Ethereum has stumbled into February with sharp losses, trading at $2,277.11 after a 4% daily drop and a steep 22% decline over the past week. The world’s second‑largest cryptocurrency is now at its lowest point since May 2025, as heavy liquidation events and risk‑off sentiment ripple across the broader market.

Market Pressure
Investors have rotated out of speculative assets, with hedges like silver seeing inflows amid global uncertainty. The sell‑off has triggered cascading liquidations in leveraged positions, amplifying downside pressure on Ethereum and other major tokens. Analysts note that the current downturn reflects not only crypto‑specific weakness but also broader macro caution, as traders seek safety in traditional assets.
Kalshi Forecasts
Adding to the bearish mood, traders on prediction market Kalshi are forecasting Ethereum could fall as low as $1,410 this year. The forecast highlights skepticism about ETH’s ability to sustain higher valuations in the face of tightening liquidity and regulatory headwinds. While some market participants remain optimistic about Ethereum’s long‑term role in tokenization and DeFi, short‑term sentiment has clearly shifted toward caution.

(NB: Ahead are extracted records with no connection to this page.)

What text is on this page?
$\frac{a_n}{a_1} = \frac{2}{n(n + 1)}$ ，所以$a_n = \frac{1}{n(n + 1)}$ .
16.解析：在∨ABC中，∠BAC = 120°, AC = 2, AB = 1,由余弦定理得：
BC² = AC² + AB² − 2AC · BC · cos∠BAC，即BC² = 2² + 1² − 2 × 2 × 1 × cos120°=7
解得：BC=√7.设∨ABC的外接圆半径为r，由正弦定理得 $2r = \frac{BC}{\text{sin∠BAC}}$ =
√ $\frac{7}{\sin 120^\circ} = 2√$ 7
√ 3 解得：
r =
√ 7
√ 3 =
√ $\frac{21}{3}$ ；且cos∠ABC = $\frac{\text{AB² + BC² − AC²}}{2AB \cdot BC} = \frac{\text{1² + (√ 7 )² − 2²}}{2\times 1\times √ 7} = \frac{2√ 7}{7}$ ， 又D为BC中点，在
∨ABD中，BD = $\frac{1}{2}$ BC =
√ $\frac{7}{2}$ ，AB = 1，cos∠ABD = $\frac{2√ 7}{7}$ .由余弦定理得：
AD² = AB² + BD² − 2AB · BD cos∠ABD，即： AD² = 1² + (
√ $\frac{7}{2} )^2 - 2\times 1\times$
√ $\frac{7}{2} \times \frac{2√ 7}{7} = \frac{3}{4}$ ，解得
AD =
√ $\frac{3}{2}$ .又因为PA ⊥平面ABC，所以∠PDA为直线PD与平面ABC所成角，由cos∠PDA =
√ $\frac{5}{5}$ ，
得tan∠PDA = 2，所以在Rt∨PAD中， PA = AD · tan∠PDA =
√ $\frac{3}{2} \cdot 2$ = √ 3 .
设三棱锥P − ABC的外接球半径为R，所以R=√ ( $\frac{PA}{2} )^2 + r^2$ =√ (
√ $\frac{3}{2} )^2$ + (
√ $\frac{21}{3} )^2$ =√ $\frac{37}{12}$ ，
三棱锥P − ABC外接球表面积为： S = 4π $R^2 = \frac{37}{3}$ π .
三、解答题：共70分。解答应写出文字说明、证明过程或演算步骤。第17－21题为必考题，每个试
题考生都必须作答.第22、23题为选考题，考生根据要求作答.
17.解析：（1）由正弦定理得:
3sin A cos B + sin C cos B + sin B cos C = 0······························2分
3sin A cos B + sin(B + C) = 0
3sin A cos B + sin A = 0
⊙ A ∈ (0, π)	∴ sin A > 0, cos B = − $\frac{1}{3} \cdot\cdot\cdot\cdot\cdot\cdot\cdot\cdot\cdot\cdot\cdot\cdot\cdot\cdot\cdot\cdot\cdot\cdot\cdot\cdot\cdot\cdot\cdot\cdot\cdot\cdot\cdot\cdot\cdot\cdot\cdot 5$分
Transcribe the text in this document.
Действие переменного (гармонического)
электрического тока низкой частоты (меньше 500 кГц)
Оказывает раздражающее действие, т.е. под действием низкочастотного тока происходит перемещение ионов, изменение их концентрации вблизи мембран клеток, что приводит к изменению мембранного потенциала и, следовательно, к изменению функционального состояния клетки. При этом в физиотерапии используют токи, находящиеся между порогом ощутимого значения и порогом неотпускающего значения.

Kalshi’s pricing reflects expectations that volatility will remain elevated, with ETH potentially testing levels not seen since early 2023. For traders, the forecast serves as both a warning and a signal of where speculative sentiment is leaning.
Outlook
For now, the $2,200 zone is emerging as the last line of defense for Ethereum buyers. If demand and volume return, ETH could bounce back above this level and attempt to stabilize. But if selling pressure persists, a decisive break below $2,200 would likely open the door to a slide under $2,000, aligning with the bearish scenarios outlined by Kalshi traders.